Desta vez, daremos uma olhada mais de perto no The Graph, que essencialmente se tornou parte da pilha padrão para o desenvolvimento de aplicativos descentralizados (dapps) no último ano. Vamos primeiro ver como faríamos as coisas da maneira tradicional...

Sem o The Graph...

Então, vamos usar um exemplo simples para fins de ilustração. Todos nós gostamos de jogos, então imagine um jogo simples com usuários fazendo apostas:

Agora digamos que em nosso dapp, queremos exibir o total de apostas, o total de jogos perdidos/ganhos e também atualizá-lo sempre que alguém jogar novamente. A abordagem seria:

  1. Buscar totalGamesPlayerWon.
  2. Buscar totalGamesPlayerLost.
  3. Inscrever-se nos eventos BetPlaced.

Podemos ouvir o evento na Web3 (opens in a new tab) conforme mostrado à direita, mas isso requer lidar com vários casos.

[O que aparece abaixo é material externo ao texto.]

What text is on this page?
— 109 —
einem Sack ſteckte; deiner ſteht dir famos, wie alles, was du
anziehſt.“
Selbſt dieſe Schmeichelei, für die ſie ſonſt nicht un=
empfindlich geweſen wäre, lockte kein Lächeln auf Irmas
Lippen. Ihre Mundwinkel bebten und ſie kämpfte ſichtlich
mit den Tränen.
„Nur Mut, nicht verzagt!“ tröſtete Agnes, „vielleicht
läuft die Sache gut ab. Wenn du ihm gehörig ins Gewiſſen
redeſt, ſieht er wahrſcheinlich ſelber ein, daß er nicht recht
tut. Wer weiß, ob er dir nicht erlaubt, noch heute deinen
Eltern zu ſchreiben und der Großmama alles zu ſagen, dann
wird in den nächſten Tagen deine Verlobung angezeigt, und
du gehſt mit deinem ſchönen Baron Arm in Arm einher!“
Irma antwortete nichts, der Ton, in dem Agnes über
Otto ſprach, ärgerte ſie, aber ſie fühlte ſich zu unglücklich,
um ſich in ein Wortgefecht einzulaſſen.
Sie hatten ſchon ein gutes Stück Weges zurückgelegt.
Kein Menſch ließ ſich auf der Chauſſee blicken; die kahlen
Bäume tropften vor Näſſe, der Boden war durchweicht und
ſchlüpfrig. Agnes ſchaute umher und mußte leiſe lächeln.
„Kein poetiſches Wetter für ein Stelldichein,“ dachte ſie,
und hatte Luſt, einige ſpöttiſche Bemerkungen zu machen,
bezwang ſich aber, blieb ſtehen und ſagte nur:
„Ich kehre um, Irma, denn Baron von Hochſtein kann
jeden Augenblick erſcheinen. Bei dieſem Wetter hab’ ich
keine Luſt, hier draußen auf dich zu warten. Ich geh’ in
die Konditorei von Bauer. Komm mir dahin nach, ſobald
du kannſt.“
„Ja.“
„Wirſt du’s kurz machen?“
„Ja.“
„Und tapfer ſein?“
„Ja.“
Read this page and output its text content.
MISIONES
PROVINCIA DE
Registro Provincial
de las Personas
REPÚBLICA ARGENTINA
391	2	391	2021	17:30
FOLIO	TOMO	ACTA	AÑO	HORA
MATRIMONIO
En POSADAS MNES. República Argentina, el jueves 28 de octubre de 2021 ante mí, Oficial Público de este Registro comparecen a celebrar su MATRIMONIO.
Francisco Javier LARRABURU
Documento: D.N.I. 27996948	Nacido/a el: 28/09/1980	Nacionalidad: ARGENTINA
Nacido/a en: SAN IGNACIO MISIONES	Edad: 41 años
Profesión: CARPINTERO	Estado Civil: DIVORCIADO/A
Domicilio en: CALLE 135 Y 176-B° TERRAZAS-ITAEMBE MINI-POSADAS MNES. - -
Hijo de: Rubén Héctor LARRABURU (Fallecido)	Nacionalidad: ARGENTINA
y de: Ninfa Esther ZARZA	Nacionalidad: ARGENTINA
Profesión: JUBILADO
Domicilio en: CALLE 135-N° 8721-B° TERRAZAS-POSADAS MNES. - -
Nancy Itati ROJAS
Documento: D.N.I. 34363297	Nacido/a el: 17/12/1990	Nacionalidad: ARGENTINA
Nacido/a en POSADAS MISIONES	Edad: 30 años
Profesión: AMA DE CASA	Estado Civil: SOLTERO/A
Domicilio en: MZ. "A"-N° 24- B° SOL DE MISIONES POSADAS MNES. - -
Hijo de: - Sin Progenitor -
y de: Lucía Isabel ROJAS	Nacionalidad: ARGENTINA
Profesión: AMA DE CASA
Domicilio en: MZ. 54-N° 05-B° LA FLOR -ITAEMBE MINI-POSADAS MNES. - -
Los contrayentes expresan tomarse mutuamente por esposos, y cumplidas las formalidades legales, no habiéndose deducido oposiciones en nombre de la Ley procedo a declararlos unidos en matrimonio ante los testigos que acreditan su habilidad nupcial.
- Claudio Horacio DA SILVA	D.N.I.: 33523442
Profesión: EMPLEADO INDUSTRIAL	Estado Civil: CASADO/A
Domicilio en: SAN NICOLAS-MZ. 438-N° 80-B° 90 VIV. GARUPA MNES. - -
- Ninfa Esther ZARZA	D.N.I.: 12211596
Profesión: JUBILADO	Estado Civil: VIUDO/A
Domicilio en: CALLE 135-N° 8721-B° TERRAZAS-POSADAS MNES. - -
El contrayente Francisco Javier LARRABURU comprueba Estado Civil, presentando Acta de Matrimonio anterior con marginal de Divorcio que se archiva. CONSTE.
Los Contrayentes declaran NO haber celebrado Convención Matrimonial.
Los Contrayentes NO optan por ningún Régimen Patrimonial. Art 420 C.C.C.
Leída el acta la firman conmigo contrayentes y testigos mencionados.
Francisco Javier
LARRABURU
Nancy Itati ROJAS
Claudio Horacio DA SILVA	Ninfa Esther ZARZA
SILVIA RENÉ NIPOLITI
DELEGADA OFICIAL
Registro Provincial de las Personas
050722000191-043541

Agora, isso ainda é aceitável para o nosso exemplo simples. Mas digamos que agora queremos exibir os valores das apostas perdidas/ganhas apenas para o jogador atual. Bem, estamos sem sorte, é melhor você implantar um novo contrato que armazene esses valores e buscá-los. E agora imagine um contrato inteligente e um dapp muito mais complicados, as coisas podem ficar confusas rapidamente.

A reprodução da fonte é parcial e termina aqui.